Um den Zorn geht es in der Ausstellung des Fotografen Axl Klein, die vom 31. August bis zum 5. Oktober in Monschau gezeigt wird. Klein geht den Fragen nach: Wie tritt Zorn in den Gesichtern von Menschen in Erscheinung? Wie wirkt Zorn, wenn man ihn aus allernächster Nähe, einer geradezu intimen Distanz, betrachtet? Die Serie umfasst 55 Porträts prominenter Persönlichkeiten wie Dietmar Bär, Meret Becker, Anke Engelke, Peter Lohmeyer, Roger Willemsen und Ranga Yogeshwar. Die Porträtierten zeigen sich in einer intimen und entfesselten Art, die im Alltag und in der Öffentlichkeit normalerweise vermieden wird. Das Projekt „Zorn“ steht unter Schirmherrschaft von Amnesty International.

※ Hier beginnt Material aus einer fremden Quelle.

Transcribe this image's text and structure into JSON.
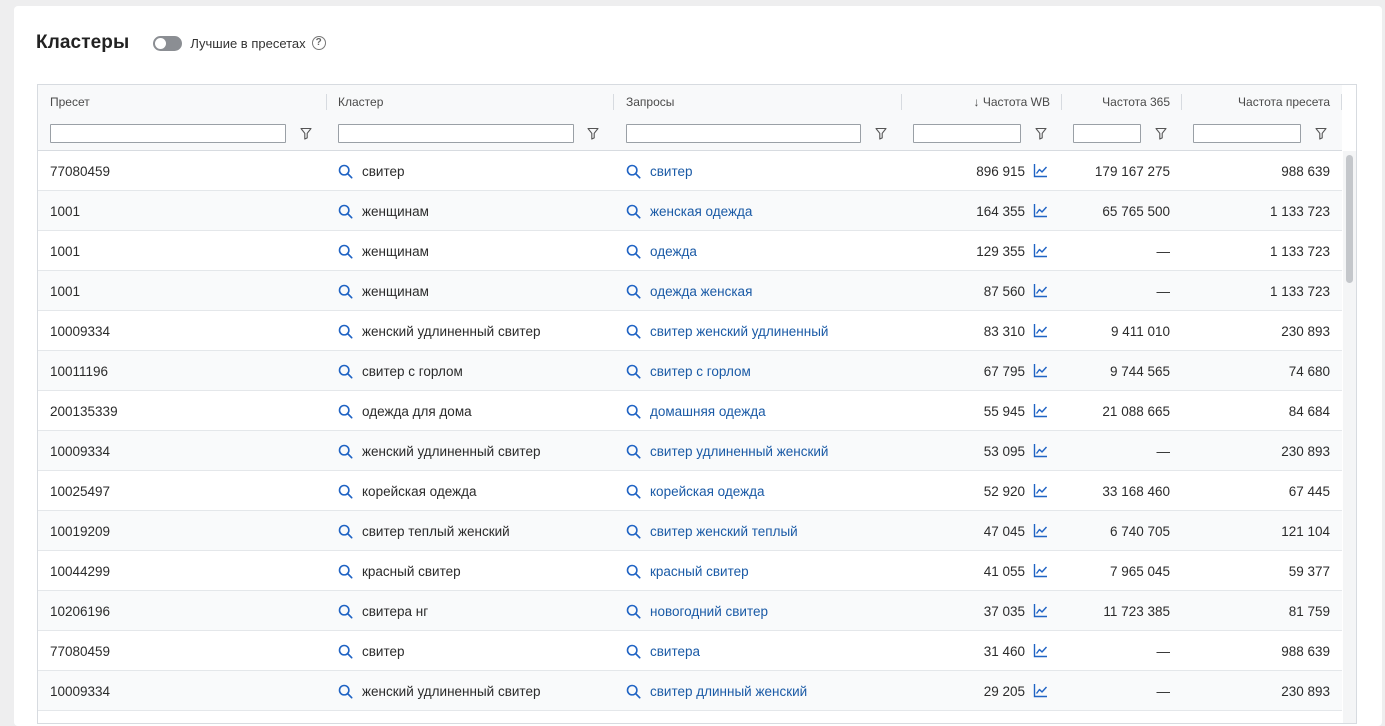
{
  "header": {
    "title": "Кластеры",
    "toggle_label": "Лучшие в пресетах",
    "help": "?"
  },
  "columns": {
    "preset": "Пресет",
    "cluster": "Кластер",
    "queries": "Запросы",
    "freq_wb": "↓ Частота WB",
    "freq_365": "Частота 365",
    "freq_preset": "Частота пресета"
  },
  "icons": {
    "search": "search-icon",
    "trend": "trend-chart-icon",
    "filter": "filter-icon",
    "help": "help-icon"
  },
  "colors": {
    "link": "#1a5aa6",
    "icon": "#1f63c4",
    "toggle_off": "#8b8e93"
  },
  "rows": [
    {
      "preset": "77080459",
      "cluster": "свитер",
      "query": "свитер",
      "wb": "896 915",
      "f365": "179 167 275",
      "fp": "988 639"
    },
    {
      "preset": "1001",
      "cluster": "женщинам",
      "query": "женская одежда",
      "wb": "164 355",
      "f365": "65 765 500",
      "fp": "1 133 723"
    },
    {
      "preset": "1001",
      "cluster": "женщинам",
      "query": "одежда",
      "wb": "129 355",
      "f365": "—",
      "fp": "1 133 723"
    },
    {
      "preset": "1001",
      "cluster": "женщинам",
      "query": "одежда женская",
      "wb": "87 560",
      "f365": "—",
      "fp": "1 133 723"
    },
    {
      "preset": "10009334",
      "cluster": "женский удлиненный свитер",
      "query": "свитер женский удлиненный",
      "wb": "83 310",
      "f365": "9 411 010",
      "fp": "230 893"
    },
    {
      "preset": "10011196",
      "cluster": "свитер с горлом",
      "query": "свитер с горлом",
      "wb": "67 795",
      "f365": "9 744 565",
      "fp": "74 680"
    },
    {
      "preset": "200135339",
      "cluster": "одежда для дома",
      "query": "домашняя одежда",
      "wb": "55 945",
      "f365": "21 088 665",
      "fp": "84 684"
    },
    {
      "preset": "10009334",
      "cluster": "женский удлиненный свитер",
      "query": "свитер удлиненный женский",
      "wb": "53 095",
      "f365": "—",
      "fp": "230 893"
    },
    {
      "preset": "10025497",
      "cluster": "корейская одежда",
      "query": "корейская одежда",
      "wb": "52 920",
      "f365": "33 168 460",
      "fp": "67 445"
    },
    {
      "preset": "10019209",
      "cluster": "свитер теплый женский",
      "query": "свитер женский теплый",
      "wb": "47 045",
      "f365": "6 740 705",
      "fp": "121 104"
    },
    {
      "preset": "10044299",
      "cluster": "красный свитер",
      "query": "красный свитер",
      "wb": "41 055",
      "f365": "7 965 045",
      "fp": "59 377"
    },
    {
      "preset": "10206196",
      "cluster": "свитера нг",
      "query": "новогодний свитер",
      "wb": "37 035",
      "f365": "11 723 385",
      "fp": "81 759"
    },
    {
      "preset": "77080459",
      "cluster": "свитер",
      "query": "свитера",
      "wb": "31 460",
      "f365": "—",
      "fp": "988 639"
    },
    {
      "preset": "10009334",
      "cluster": "женский удлиненный свитер",
      "query": "свитер длинный женский",
      "wb": "29 205",
      "f365": "—",
      "fp": "230 893"
    }
  ]
}
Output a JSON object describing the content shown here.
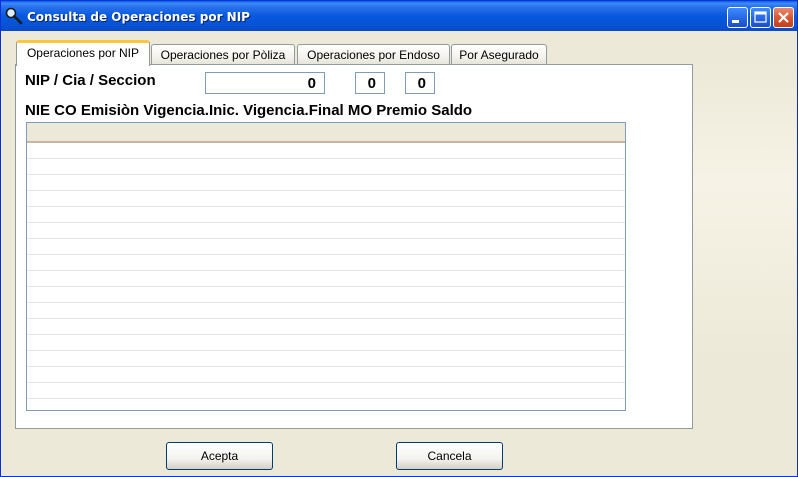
{
  "window": {
    "title": "Consulta de Operaciones por NIP"
  },
  "tabs": [
    {
      "label": "Operaciones por NIP",
      "active": true
    },
    {
      "label": "Operaciones por Pòliza",
      "active": false
    },
    {
      "label": "Operaciones por Endoso",
      "active": false
    },
    {
      "label": "Por Asegurado",
      "active": false
    }
  ],
  "form": {
    "nip_label": "NIP / Cia / Seccion",
    "nip_value": "0",
    "cia_value": "0",
    "seccion_value": "0",
    "grid_header_caption": "NIE CO Emisiòn Vigencia.Inic. Vigencia.Final MO Premio Saldo"
  },
  "buttons": {
    "accept_label": "Acepta",
    "cancel_label": "Cancela"
  },
  "icons": {
    "window_icon": "magnifier-icon",
    "minimize": "minimize-icon",
    "maximize": "maximize-icon",
    "close": "close-icon"
  },
  "colors": {
    "titlebar": "#0858DE",
    "close_button": "#D8542E",
    "active_tab_accent": "#FFC83C",
    "face": "#ECE9D8"
  }
}
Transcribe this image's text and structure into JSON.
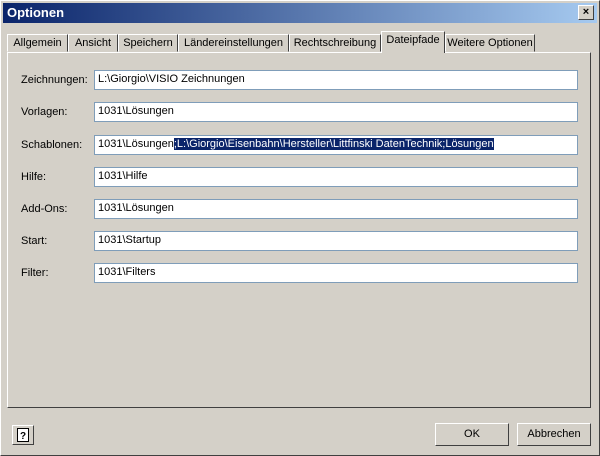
{
  "window": {
    "title": "Optionen",
    "close_label": "×"
  },
  "tabs": [
    {
      "label": "Allgemein"
    },
    {
      "label": "Ansicht"
    },
    {
      "label": "Speichern"
    },
    {
      "label": "Ländereinstellungen"
    },
    {
      "label": "Rechtschreibung"
    },
    {
      "label": "Dateipfade"
    },
    {
      "label": "Weitere Optionen"
    }
  ],
  "fields": [
    {
      "label": "Zeichnungen:",
      "value": "L:\\Giorgio\\VISIO Zeichnungen"
    },
    {
      "label": "Vorlagen:",
      "value": "1031\\Lösungen"
    },
    {
      "label": "Schablonen:",
      "value_plain": "1031\\Lösungen",
      "value_selected": ";L:\\Giorgio\\Eisenbahn\\Hersteller\\Littfinski DatenTechnik;Lösungen"
    },
    {
      "label": "Hilfe:",
      "value": "1031\\Hilfe"
    },
    {
      "label": "Add-Ons:",
      "value": "1031\\Lösungen"
    },
    {
      "label": "Start:",
      "value": "1031\\Startup"
    },
    {
      "label": "Filter:",
      "value": "1031\\Filters"
    }
  ],
  "buttons": {
    "ok": "OK",
    "cancel": "Abbrechen"
  }
}
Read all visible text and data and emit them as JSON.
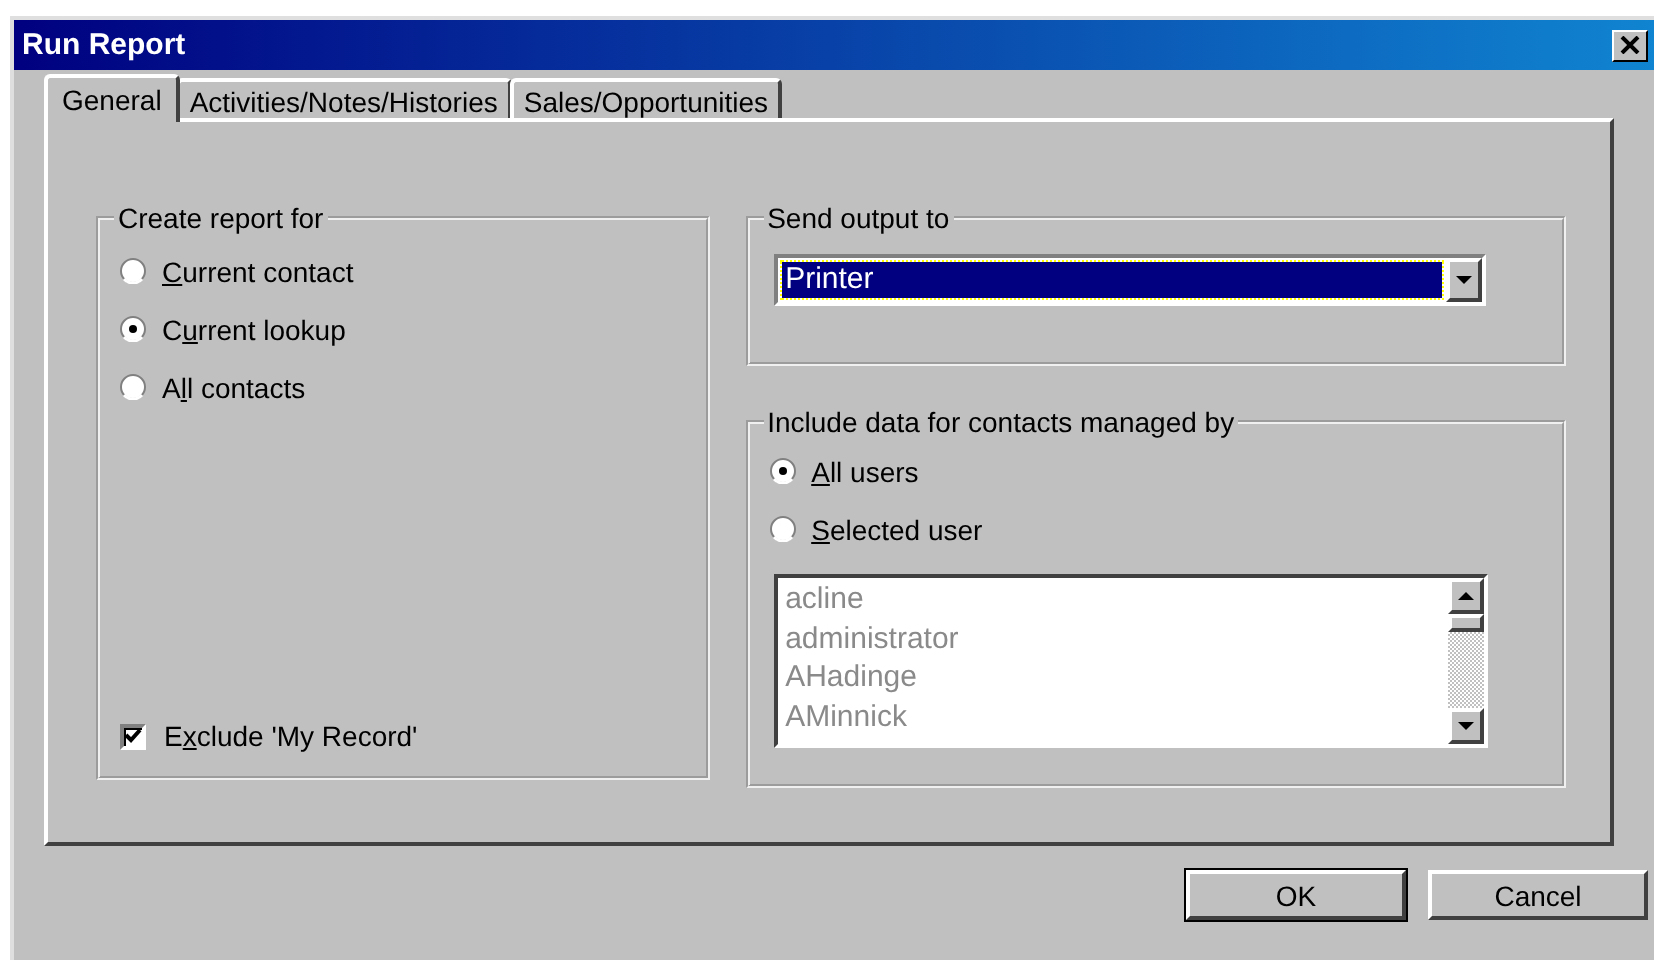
{
  "window": {
    "title": "Run Report"
  },
  "tabs": [
    {
      "label": "General",
      "selected": true
    },
    {
      "label": "Activities/Notes/Histories",
      "selected": false
    },
    {
      "label": "Sales/Opportunities",
      "selected": false
    }
  ],
  "create_report_for": {
    "title": "Create report for",
    "options": [
      {
        "label": {
          "access_key": "C",
          "after": "urrent contact"
        },
        "selected": false
      },
      {
        "label": {
          "before": "C",
          "access_key": "u",
          "after": "rrent lookup"
        },
        "selected": true
      },
      {
        "label": {
          "before": "A",
          "access_key": "l",
          "after": "l contacts"
        },
        "selected": false
      }
    ]
  },
  "exclude_my_record": {
    "label": {
      "before": "E",
      "access_key": "x",
      "after": "clude 'My Record'"
    },
    "checked": true
  },
  "send_output_to": {
    "title": "Send output to",
    "value": "Printer",
    "focused": true
  },
  "include_data": {
    "title": "Include data for contacts managed by",
    "options": [
      {
        "label": {
          "access_key": "A",
          "after": "ll users"
        },
        "selected": true
      },
      {
        "label": {
          "access_key": "S",
          "after": "elected user"
        },
        "selected": false
      }
    ],
    "user_list": {
      "disabled": true,
      "items": [
        "acline",
        "administrator",
        "AHadinge",
        "AMinnick"
      ]
    }
  },
  "buttons": [
    {
      "label": "OK",
      "default": true
    },
    {
      "label": "Cancel",
      "default": false
    }
  ]
}
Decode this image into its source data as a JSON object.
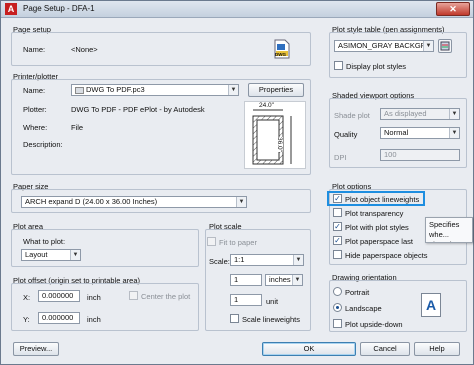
{
  "window": {
    "title": "Page Setup - DFA-1",
    "close_glyph": "✕"
  },
  "page_setup": {
    "group_label": "Page setup",
    "name_label": "Name:",
    "name_value": "<None>"
  },
  "printer": {
    "group_label": "Printer/plotter",
    "name_label": "Name:",
    "name_value": "DWG To PDF.pc3",
    "properties_button": "Properties",
    "plotter_label": "Plotter:",
    "plotter_value": "DWG To PDF - PDF ePlot - by Autodesk",
    "where_label": "Where:",
    "where_value": "File",
    "description_label": "Description:",
    "preview_width": "24.0\"",
    "preview_height": "36.0\""
  },
  "paper_size": {
    "group_label": "Paper size",
    "value": "ARCH expand D (24.00 x 36.00 Inches)"
  },
  "plot_area": {
    "group_label": "Plot area",
    "what_label": "What to plot:",
    "what_value": "Layout"
  },
  "plot_offset": {
    "group_label": "Plot offset (origin set to printable area)",
    "x_label": "X:",
    "x_value": "0.000000",
    "x_unit": "inch",
    "y_label": "Y:",
    "y_value": "0.000000",
    "y_unit": "inch",
    "center_label": "Center the plot"
  },
  "plot_scale": {
    "group_label": "Plot scale",
    "fit_label": "Fit to paper",
    "scale_label": "Scale:",
    "scale_value": "1:1",
    "num_value": "1",
    "num_unit": "inches",
    "den_value": "1",
    "den_unit": "unit",
    "lineweights_label": "Scale lineweights"
  },
  "style_table": {
    "group_label": "Plot style table (pen assignments)",
    "value": "ASIMON_GRAY BACKGROU",
    "display_label": "Display plot styles"
  },
  "shaded": {
    "group_label": "Shaded viewport options",
    "shade_label": "Shade plot",
    "shade_value": "As displayed",
    "quality_label": "Quality",
    "quality_value": "Normal",
    "dpi_label": "DPI",
    "dpi_value": "100"
  },
  "plot_options": {
    "group_label": "Plot options",
    "items": [
      {
        "label": "Plot object lineweights",
        "checked": true
      },
      {
        "label": "Plot transparency",
        "checked": false
      },
      {
        "label": "Plot with plot styles",
        "checked": true
      },
      {
        "label": "Plot paperspace last",
        "checked": true
      },
      {
        "label": "Hide paperspace objects",
        "checked": false
      }
    ]
  },
  "tooltip": {
    "text": "Specifies whe... plotted."
  },
  "orientation": {
    "group_label": "Drawing orientation",
    "portrait_label": "Portrait",
    "landscape_label": "Landscape",
    "upside_label": "Plot upside-down",
    "icon_glyph": "A"
  },
  "footer": {
    "preview_button": "Preview...",
    "ok_button": "OK",
    "cancel_button": "Cancel",
    "help_button": "Help"
  },
  "glyphs": {
    "dropdown": "▼",
    "check": "✓",
    "dwg_badge": "DWG"
  }
}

Weil zur Philosophie des Hauses gehört, Arbeiten bekannter Größen und Projekte mit einem experimentellen Charakter miteinander zu verbinden, kommen zudem Gäste nach Monschau, die kreative Prozesse in der zeitgenössischen Kunst sichtbar machen werden: Vom 6. Oktober bis zum 22. Oktober zieht der deutsche Bildhauer und Kunstprofessor Thomas Rentmeister für drei Wochen mit seiner Klasse im KuK ein. 24 Studierende der Hochschule für Bildende Künste in Braunschweig sollen im Vorfeld gemeinsam neue Arbeiten speziell für die Räumlichkeiten im KuK konzipieren.

Die Arbeiten des amerikanischen Fotografen Elliott Erwitt, dem „Woody Allen der Fotografie“ werden zum Abschluss des Jahres vom 26. Oktober bis zum 21. Dezember präsentiert. 150 seiner Werke aus einem halben Jahrhundert fotografischen Schaffens sind dann in Monschau zu sehen.

Elliott Erwitt verkörpert einen Typus von Fotograf, den es kaum noch gibt. Einen, der sein Herz nahe am Auge hat und damit etwas sieht, was wir alle oft übersehen: die kleine Komik und kleine Leidenschaft des Alltags, die winzigen Momente, in denen Gesten und Mienen mehr sagen als tausend Worte. In einer Welt der schnellen TV-Bilder und der digital geschönten Bildkomposition in Werbung und Mode geben Erwitts Arbeiten dem Medium Foto noch einmal seine ursprüngliche Kraft zurück. Schnappschüsse, die sich beim Blättern im Katalog als Mosaiksteine der Wirklichkeit erweisen.